For more information about dataframes, see Tutorial: Load and transform data using Apache Spark DataFrames.

Explore data using libraries and APIs

Depending on what you want to do with your data, you need to use specific libraries and APIs to provide you with the functionality to perform your desired data processing steps.

Install open-source libraries

As a data analyst, data engineer, or data scientist, you can use your preferred open-source libraries to explore and process data. Azure Databricks allows you to install Python libraries such as Pandas, NumPy, or Scikit-learn for additional data analysis capabilities.

Use MLlib for machine learning workloads

You can train machine learning models to help you explore and process your data. With Spark's MLlib, you make optimal use of the distributed compute clusters that are attached to your notebooks. With the MLlib library, you can apply machine learning techniques like clustering, regression, and classification, helping you to uncover hidden and complex patterns in your data.

Visualize data with external visualization tools

Besides built-in chart options, Azure Databricks integrates with external visualization tools like Tableau or Power BI through data visualization APIs for enhanced dashboarding capabilities.

Tip

For more information about working with libraries in Azure Databricks, see Libraries.
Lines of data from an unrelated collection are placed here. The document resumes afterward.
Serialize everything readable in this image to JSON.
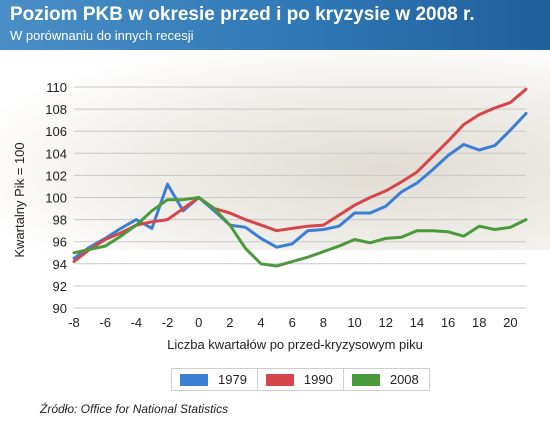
{
  "header": {
    "title": "Poziom PKB w okresie przed i po kryzysie w 2008 r.",
    "subtitle": "W porównaniu do innych recesji"
  },
  "source": "Źródło: Office for National Statistics",
  "colors": {
    "header": "#2f78b6",
    "s1979": "#3a7fd5",
    "s1990": "#d6454a",
    "s2008": "#4a9a3c"
  },
  "chart_data": {
    "type": "line",
    "xlabel": "Liczba kwartałów po przed-kryzysowym piku",
    "ylabel": "Kwartalny Pik = 100",
    "xlim": [
      -8,
      21
    ],
    "ylim": [
      90,
      110
    ],
    "x_ticks": [
      -8,
      -6,
      -4,
      -2,
      0,
      2,
      4,
      6,
      8,
      10,
      12,
      14,
      16,
      18,
      20
    ],
    "y_ticks": [
      90,
      92,
      94,
      96,
      98,
      100,
      102,
      104,
      106,
      108,
      110
    ],
    "grid": true,
    "legend_position": "bottom",
    "series": [
      {
        "name": "1979",
        "color": "#3a7fd5",
        "x": [
          -8,
          -7,
          -6,
          -5,
          -4,
          -3,
          -2,
          -1,
          0,
          1,
          2,
          3,
          4,
          5,
          6,
          7,
          8,
          9,
          10,
          11,
          12,
          13,
          14,
          15,
          16,
          17,
          18,
          19,
          20,
          21
        ],
        "y": [
          94.5,
          95.5,
          96.3,
          97.2,
          98.0,
          97.2,
          101.2,
          98.8,
          100.0,
          98.8,
          97.5,
          97.3,
          96.3,
          95.5,
          95.8,
          97.0,
          97.1,
          97.4,
          98.6,
          98.6,
          99.2,
          100.5,
          101.3,
          102.5,
          103.8,
          104.8,
          104.3,
          104.7,
          106.1,
          107.6
        ]
      },
      {
        "name": "1990",
        "color": "#d6454a",
        "x": [
          -8,
          -7,
          -6,
          -5,
          -4,
          -3,
          -2,
          -1,
          0,
          1,
          2,
          3,
          4,
          5,
          6,
          7,
          8,
          9,
          10,
          11,
          12,
          13,
          14,
          15,
          16,
          17,
          18,
          19,
          20,
          21
        ],
        "y": [
          94.2,
          95.3,
          96.2,
          96.8,
          97.5,
          97.8,
          98.0,
          99.0,
          100.0,
          99.0,
          98.6,
          98.0,
          97.5,
          97.0,
          97.2,
          97.4,
          97.5,
          98.4,
          99.3,
          100.0,
          100.6,
          101.4,
          102.3,
          103.7,
          105.1,
          106.6,
          107.5,
          108.1,
          108.6,
          109.8
        ]
      },
      {
        "name": "2008",
        "color": "#4a9a3c",
        "x": [
          -8,
          -7,
          -6,
          -5,
          -4,
          -3,
          -2,
          -1,
          0,
          1,
          2,
          3,
          4,
          5,
          6,
          7,
          8,
          9,
          10,
          11,
          12,
          13,
          14,
          15,
          16,
          17,
          18,
          19,
          20,
          21
        ],
        "y": [
          95.0,
          95.3,
          95.6,
          96.5,
          97.5,
          98.8,
          99.8,
          99.8,
          100.0,
          99.0,
          97.5,
          95.4,
          94.0,
          93.8,
          94.2,
          94.6,
          95.1,
          95.6,
          96.2,
          95.9,
          96.3,
          96.4,
          97.0,
          97.0,
          96.9,
          96.5,
          97.4,
          97.1,
          97.3,
          98.0
        ]
      }
    ]
  }
}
Manage your compute clusters

When you want to run code in notebooks, you have to attach a notebook to a compute cluster to access the necessary processing power.

Screenshot of Azure Databricks cluster.

There are two benefits to managing your compute clusters in Azure Databricks:

  • Auto-scaling clusters: You can automatically scale your computational resources depending on the workload, which helps in optimizing costs and performance during the exploration phase.
  • Managed clusters: You can simplify your cluster management as Azure Databricks manages the configuration, setup, and maintenance.

Tip

For more information about how to manage clusters in Azure Databricks, see Manage compute.

These tools make Azure Databricks a flexible platform for data exploration, handling everything from basic data cleaning to advanced machine learning projects.